Coronavirüsle mücadelede önemli olan “sosyal mesafeyi” oluşturmak ve hijyen kurallarını uygulayarak virüsün bulaşmasını engellemek. Bunun için bizler ellerimizi, yüzümüzü, ağız, burun gibi boşluklarımızı düzenli ve sürekli temizlemeliyiz. Sonrasında ise mümkün olduğu kadar insanlarla teması azaltmalı ve aramıza mesafe koymalıyız. İnancımız gereği yapmamız gereken el-yüz, ağız-burun, beden temizliğini, yani abdest almayı, benzer şekilde virüs bize ve dünyaya yaptırıyor. Kültürümüzün bizden istediği evimizi ve aile hayatımızı öncelemeyi de virüs tehdidiyle yapar olduk. Virüsle mücadelede alınan birçok tedbir ve yapılan öneriler bütün kötü alışkanlıkları bırakıp sağlıklı yaşamanın, temiz havada spor yapmanın ve vücut direncini geliştirmenin ne kadar önemli olduğunu bize gösterdi.

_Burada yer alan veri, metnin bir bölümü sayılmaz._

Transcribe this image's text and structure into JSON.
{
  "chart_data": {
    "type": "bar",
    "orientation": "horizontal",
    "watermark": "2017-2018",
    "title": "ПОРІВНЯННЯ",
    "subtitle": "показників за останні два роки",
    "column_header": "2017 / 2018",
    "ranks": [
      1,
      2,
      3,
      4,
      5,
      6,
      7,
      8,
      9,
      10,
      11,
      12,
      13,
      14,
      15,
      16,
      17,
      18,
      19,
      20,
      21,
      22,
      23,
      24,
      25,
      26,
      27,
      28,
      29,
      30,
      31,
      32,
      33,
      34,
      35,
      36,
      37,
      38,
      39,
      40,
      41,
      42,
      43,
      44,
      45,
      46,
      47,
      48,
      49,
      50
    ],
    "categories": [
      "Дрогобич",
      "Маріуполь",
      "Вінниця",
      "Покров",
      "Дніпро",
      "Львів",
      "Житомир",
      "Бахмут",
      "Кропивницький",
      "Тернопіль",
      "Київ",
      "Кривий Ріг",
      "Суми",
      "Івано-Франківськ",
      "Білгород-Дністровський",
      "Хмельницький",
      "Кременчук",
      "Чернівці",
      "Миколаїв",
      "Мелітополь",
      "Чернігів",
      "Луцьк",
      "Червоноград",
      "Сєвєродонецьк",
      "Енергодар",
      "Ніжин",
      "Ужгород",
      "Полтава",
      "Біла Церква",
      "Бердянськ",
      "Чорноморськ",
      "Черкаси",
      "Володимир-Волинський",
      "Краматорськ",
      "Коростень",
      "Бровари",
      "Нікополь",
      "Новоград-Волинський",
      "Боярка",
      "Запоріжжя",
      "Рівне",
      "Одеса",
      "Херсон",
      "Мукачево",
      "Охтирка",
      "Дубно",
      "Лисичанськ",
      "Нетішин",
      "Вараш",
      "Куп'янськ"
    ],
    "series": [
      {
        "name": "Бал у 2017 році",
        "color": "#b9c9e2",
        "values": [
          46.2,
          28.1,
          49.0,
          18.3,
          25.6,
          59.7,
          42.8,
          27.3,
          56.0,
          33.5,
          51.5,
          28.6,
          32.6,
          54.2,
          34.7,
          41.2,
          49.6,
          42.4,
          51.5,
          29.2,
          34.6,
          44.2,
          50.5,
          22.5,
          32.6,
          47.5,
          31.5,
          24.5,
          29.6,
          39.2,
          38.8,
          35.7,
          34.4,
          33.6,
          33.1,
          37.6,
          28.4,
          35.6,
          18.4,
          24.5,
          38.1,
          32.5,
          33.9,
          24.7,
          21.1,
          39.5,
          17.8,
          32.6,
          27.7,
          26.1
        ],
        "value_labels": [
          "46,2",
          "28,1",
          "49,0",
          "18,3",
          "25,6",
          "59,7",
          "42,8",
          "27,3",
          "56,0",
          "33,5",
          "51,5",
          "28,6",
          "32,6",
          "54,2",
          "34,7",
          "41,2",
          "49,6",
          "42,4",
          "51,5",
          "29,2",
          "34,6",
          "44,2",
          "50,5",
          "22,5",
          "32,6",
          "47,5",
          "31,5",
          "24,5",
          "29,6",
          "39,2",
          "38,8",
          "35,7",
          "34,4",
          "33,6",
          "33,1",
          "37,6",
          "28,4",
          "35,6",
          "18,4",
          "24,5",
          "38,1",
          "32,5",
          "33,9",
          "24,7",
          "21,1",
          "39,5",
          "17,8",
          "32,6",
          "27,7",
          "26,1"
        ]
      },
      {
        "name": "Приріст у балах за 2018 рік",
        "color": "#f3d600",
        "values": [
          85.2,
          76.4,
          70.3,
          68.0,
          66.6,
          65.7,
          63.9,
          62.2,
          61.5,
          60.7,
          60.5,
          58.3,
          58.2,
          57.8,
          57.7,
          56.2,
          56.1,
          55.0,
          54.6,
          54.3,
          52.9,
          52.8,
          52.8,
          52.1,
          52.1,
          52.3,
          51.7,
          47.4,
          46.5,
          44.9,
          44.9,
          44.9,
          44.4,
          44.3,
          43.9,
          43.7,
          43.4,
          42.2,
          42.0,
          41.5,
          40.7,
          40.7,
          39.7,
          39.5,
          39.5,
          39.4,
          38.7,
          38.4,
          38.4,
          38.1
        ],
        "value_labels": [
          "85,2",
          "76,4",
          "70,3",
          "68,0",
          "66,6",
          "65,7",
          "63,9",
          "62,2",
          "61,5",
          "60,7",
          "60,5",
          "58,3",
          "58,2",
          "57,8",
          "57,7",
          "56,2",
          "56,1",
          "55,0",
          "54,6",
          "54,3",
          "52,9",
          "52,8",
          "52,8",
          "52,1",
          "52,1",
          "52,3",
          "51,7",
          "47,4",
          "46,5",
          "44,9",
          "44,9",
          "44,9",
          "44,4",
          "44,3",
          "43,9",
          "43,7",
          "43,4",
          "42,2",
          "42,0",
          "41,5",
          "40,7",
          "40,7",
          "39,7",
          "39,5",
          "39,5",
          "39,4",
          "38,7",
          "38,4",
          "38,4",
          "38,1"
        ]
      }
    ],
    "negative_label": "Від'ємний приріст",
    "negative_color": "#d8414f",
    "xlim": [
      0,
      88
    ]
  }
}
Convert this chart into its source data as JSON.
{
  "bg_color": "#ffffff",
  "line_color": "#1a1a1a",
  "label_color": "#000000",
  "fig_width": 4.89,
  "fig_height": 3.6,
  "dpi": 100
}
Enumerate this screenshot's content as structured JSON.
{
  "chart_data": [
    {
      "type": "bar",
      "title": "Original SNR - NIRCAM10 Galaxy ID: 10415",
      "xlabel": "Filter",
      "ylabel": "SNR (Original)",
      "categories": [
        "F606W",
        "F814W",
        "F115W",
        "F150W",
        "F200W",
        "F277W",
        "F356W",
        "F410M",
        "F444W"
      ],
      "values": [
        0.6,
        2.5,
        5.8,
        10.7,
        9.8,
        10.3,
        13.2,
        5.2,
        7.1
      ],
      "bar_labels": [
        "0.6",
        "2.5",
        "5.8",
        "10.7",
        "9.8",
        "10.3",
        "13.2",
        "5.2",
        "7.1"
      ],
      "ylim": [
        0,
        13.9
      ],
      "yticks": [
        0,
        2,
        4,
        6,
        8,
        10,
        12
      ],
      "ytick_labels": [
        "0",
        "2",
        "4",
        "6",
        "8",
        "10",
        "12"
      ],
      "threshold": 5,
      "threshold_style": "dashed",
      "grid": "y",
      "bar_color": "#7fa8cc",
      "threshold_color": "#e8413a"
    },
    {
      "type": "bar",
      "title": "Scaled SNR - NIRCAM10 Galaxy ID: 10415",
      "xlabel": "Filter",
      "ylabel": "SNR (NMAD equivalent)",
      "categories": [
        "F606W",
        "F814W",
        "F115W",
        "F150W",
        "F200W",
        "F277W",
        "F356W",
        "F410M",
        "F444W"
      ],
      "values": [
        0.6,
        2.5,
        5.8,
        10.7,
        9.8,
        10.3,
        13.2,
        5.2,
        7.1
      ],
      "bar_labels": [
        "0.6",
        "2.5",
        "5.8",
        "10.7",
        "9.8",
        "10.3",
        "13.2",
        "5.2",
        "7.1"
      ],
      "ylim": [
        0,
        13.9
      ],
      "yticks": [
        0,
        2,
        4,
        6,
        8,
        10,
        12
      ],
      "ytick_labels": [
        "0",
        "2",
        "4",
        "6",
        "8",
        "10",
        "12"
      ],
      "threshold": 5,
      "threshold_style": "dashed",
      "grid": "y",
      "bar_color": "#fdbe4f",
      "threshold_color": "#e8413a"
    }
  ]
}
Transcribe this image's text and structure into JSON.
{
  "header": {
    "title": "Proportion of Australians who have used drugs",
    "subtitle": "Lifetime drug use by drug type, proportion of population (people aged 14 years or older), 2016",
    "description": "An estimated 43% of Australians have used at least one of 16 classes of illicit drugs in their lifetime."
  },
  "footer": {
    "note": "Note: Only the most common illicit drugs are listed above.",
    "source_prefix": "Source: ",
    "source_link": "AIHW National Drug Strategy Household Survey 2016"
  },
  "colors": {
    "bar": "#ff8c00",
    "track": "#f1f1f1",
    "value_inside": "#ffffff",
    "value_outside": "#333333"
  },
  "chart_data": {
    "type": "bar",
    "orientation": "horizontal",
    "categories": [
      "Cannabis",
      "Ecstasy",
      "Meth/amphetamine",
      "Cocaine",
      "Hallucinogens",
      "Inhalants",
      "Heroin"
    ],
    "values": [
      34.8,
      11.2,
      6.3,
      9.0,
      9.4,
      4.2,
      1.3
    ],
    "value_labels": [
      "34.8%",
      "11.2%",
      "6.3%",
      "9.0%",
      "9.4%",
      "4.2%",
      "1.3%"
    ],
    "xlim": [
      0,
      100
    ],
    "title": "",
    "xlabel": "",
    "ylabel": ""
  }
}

Kontrolsüz ve bütün gün ekranlarda sunulan coronavirüs haberleri toplumda korku ve endişeyi artırıyor. Konunun herhangi bir noktasında uzman olmayan, ekranların müdavim konuşmacılarının ilgi çekmek ve izlenme oranlarını yükseltmek amacıyla yaptıkları spekülatif konuşmalar endişe ve korkuları derinleştiriyor. Medya organlarının ve sosyal medya kullanıcılarının durumun nezaketine uygun olarak sosyal sorumluluk ilkelerine uygun hareket etmeleri, paylaşımlarda bulunmaları coronavirüs salgınını toplumsal ruh sağlığı açısından sağlıklı geçirmek adına çok önemli olduğu anlaşılmalıdır.
Biliyoruz ki her musibet günahların, hataların, cinayetlerin neticesi, mükafatın ise mukaddemesi, fırsatı, başlangıcıdır. Yine, her umumi bela, felaket, salgın, umumi hataların bir sonucudur. Allah bize zulmetmez, bizim kendi ellerimizle yaptıklarımızı karşımıza çıkarır. Dünyanın dört bir yanında batının zalimlerinin, doğunun münafıklarının yaptıkları zulümlerden mazlumların ahları göklere yükselirken, hakkın yanında olanların himmetsizlikleri, yüreksizlikleri ciğerleri dağlıyor.
Bu musibet, evlerimize çekilip kendimizi, hayatı, ölümü ve varlığı sorgulamak için bize fırsat veriyor. Musibeti fırsata, rahmete dönüştürmeye bakmalı. Belki de en temel soruları kendimize yeniden sorup cevaplamaya çalışmalıyız. Nereden geliyorum? Nereye gidiyorum? Ben kimim? Bu hayatta görevim ve misyon ne?
Allah’ım içimizdeki akılsızlar yüzünden bizi helak etme (Amin).